Before DART smashed into it on September 26, it took Dimorphos 11 hours and 55 minutes to circle its larger parent asteroid, Didymos. Astronomers have been using telescopes on Earth to measure how much that time has changed. The data shows that the impact from the small spacecraft shortened Dimorphos’ orbit around Didymos by 32 minutes, with a margin of uncertainty of about plus or minus 2 minutes. Shortening an asteroid system’s trajectory like this could help us deflect a massive space rock if it were to threaten Earth.
“All of us have a responsibility to protect our home planet. After all, it’s the only one we have,” said NASA Administrator Bill Nelson in a press release. “This mission shows that NASA is trying to be ready for whatever the universe throws at us. NASA has proven we are serious as a defender of the planet.”
Before the collision, the agency defined the minimum successful orbit period change of Dimorphos as change of 73 seconds or more. This early data shows DART surpassed this minimum benchmark by more than 25 times. Data is still being collected by ground-based telescopes from around the world and radar facilities at NASA Jet Propulsion Laboratory’s Goldstone facility in California and the National Science Foundation’s Green Bank Observatory in West Virginia.
According to NASA, the focus is now shifting toward measuring the efficiency of momentum transfer from DART’s roughly 14,000-mile per hour collision with Dimorphos. There will be further analysis of the asteroidal rock that was launched into space after impact called ejecta. The recoil from the blast enhanced DART’s push against the asteroid; NASA experts described it is a little like a jet of air streaming out of a balloon, sending it in the opposite direction.
More information on of the asteroid’s physical properties will be needed to better understand how much impact the ejecta had. To project the mass and shape of the asteroid, astronomer will continue to study imagery of Dimorphos from DART’s terminal approach and from the Light Italian CubeSat for Imaging of Asteroids, provided by the Italian Space Agency.
“DART has given us some fascinating data about both asteroid properties and the effectiveness of a kinetic impactor as a planetary defense technology,” said Nancy Chabot, the project’s coordination lead from the Johns Hopkins Applied Physics Laboratory in Laurel, Maryland, in a press release. “The DART team is continuing to work on this rich dataset to fully understand this first planetary defense test of asteroid deflection.”

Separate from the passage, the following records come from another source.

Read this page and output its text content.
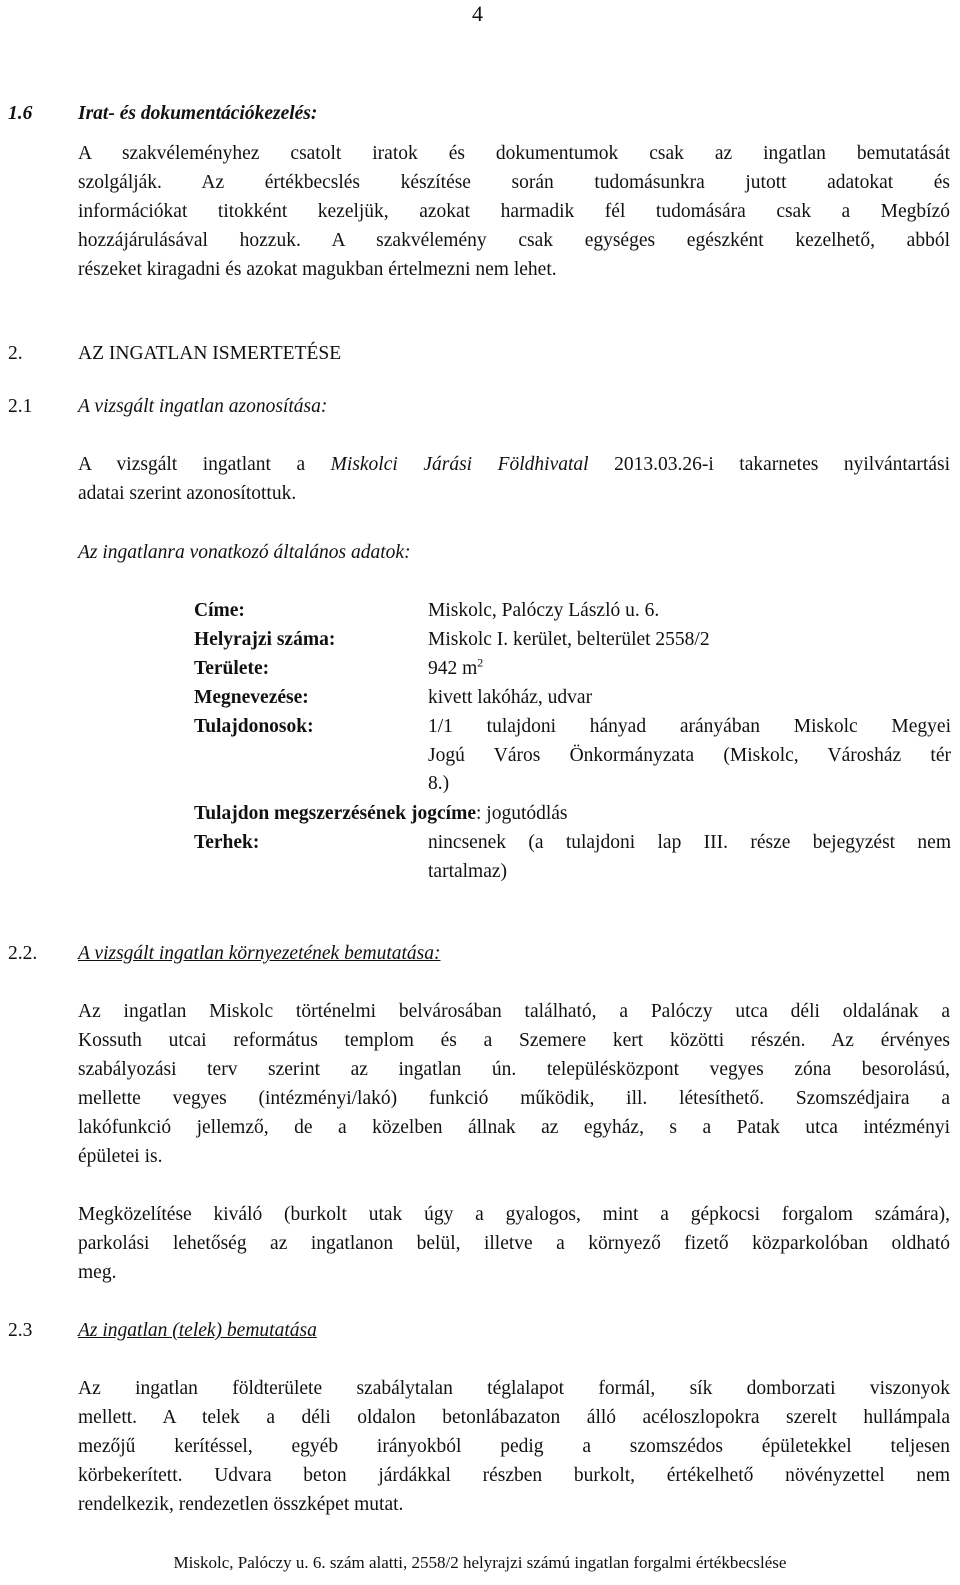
4
1.6 Irat- és dokumentációkezelés:
A szakvéleményhez csatolt iratok és dokumentumok csak az ingatlan bemutatását
szolgálják. Az értékbecslés készítése során tudomásunkra jutott adatokat és
információkat titokként kezeljük, azokat harmadik fél tudomására csak a Megbízó
hozzájárulásával hozzuk. A szakvélemény csak egységes egészként kezelhető, abból
részeket kiragadni és azokat magukban értelmezni nem lehet.
2.	AZ INGATLAN ISMERTETÉSE
2.1 A vizsgált ingatlan azonosítása:
A vizsgált ingatlant a Miskolci Járási Földhivatal 2013.03.26-i takarnetes nyilvántartási
adatai szerint azonosítottuk.
Az ingatlanra vonatkozó általános adatok:
Címe:	Miskolc, Palóczy László u. 6.
Helyrajzi száma:	Miskolc I. kerület, belterület 2558/2
Területe:	942 $m^2$
Megnevezése:	kivett lakóház, udvar
Tulajdonosok:	1/1 tulajdoni hányad arányában Miskolc Megyei
Jogú Város Önkormányzata (Miskolc, Városház tér
8.)
Tulajdon megszerzésének jogcíme: jogutódlás
Terhek:	nincsenek (a tulajdoni lap III. része bejegyzést nem
tartalmaz)
2.2. A vizsgált ingatlan környezetének bemutatása:
Az ingatlan Miskolc történelmi belvárosában található, a Palóczy utca déli oldalának a
Kossuth utcai református templom és a Szemere kert közötti részén. Az érvényes
szabályozási terv szerint az ingatlan ún. településközpont vegyes zóna besorolású,
mellette vegyes (intézményi/lakó) funkció működik, ill. létesíthető. Szomszédjaira a
lakófunkció jellemző, de a közelben állnak az egyház, s a Patak utca intézményi
épületei is.
Megközelítése kiváló (burkolt utak úgy a gyalogos, mint a gépkocsi forgalom számára),
parkolási lehetőség az ingatlanon belül, illetve a környező fizető közparkolóban oldható
meg.
2.3 Az ingatlan (telek) bemutatása
Az ingatlan földterülete szabálytalan téglalapot formál, sík domborzati viszonyok
mellett. A telek a déli oldalon betonlábazaton álló acéloszlopokra szerelt hullámpala
mezőjű kerítéssel, egyéb irányokból pedig a szomszédos épületekkel teljesen
körbekerített. Udvara beton járdákkal részben burkolt, értékelhető növényzettel nem
rendelkezik, rendezetlen összképet mutat.
Miskolc, Palóczy u. 6. szám alatti, 2558/2 helyrajzi számú ingatlan forgalmi értékbecslése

During the media briefing, Chabot also stressed that early detection of threatening asteroids will be key in employing kinetic impactor techniques in the future. “This was a 4 percent change in the orbital period of Dimorphos around Didymos. It just gave it a small nudge,” she said. “If you wanted to do this in the future, it would potentially work, but you’d want to do this years in advance. Warning time is really key here in order to enable this sort of asteroid deflection to be used as part of a larger planetary defense strategy.”
The $325-million NASA test began with DART’s launch in November 2021. On September 26th, the car-sized spacecraft made kinetic impact with Dimorphos at 14,000 mph and around 7 million miles away from Earth. The goal was for the spacecraft to nudge the 525-foot-wide asteroid into a tighter orbit around its parent rock. Dimorphos is a smaller companion to the 2,500-foot-wide Didymos, and is a moonlet orbiting the larger body at at less than a mile apart. The two make up a binary asteroid system, and were partially selected because there is zero chance that either object or their ejecta would ever threaten Earth, according to NASA.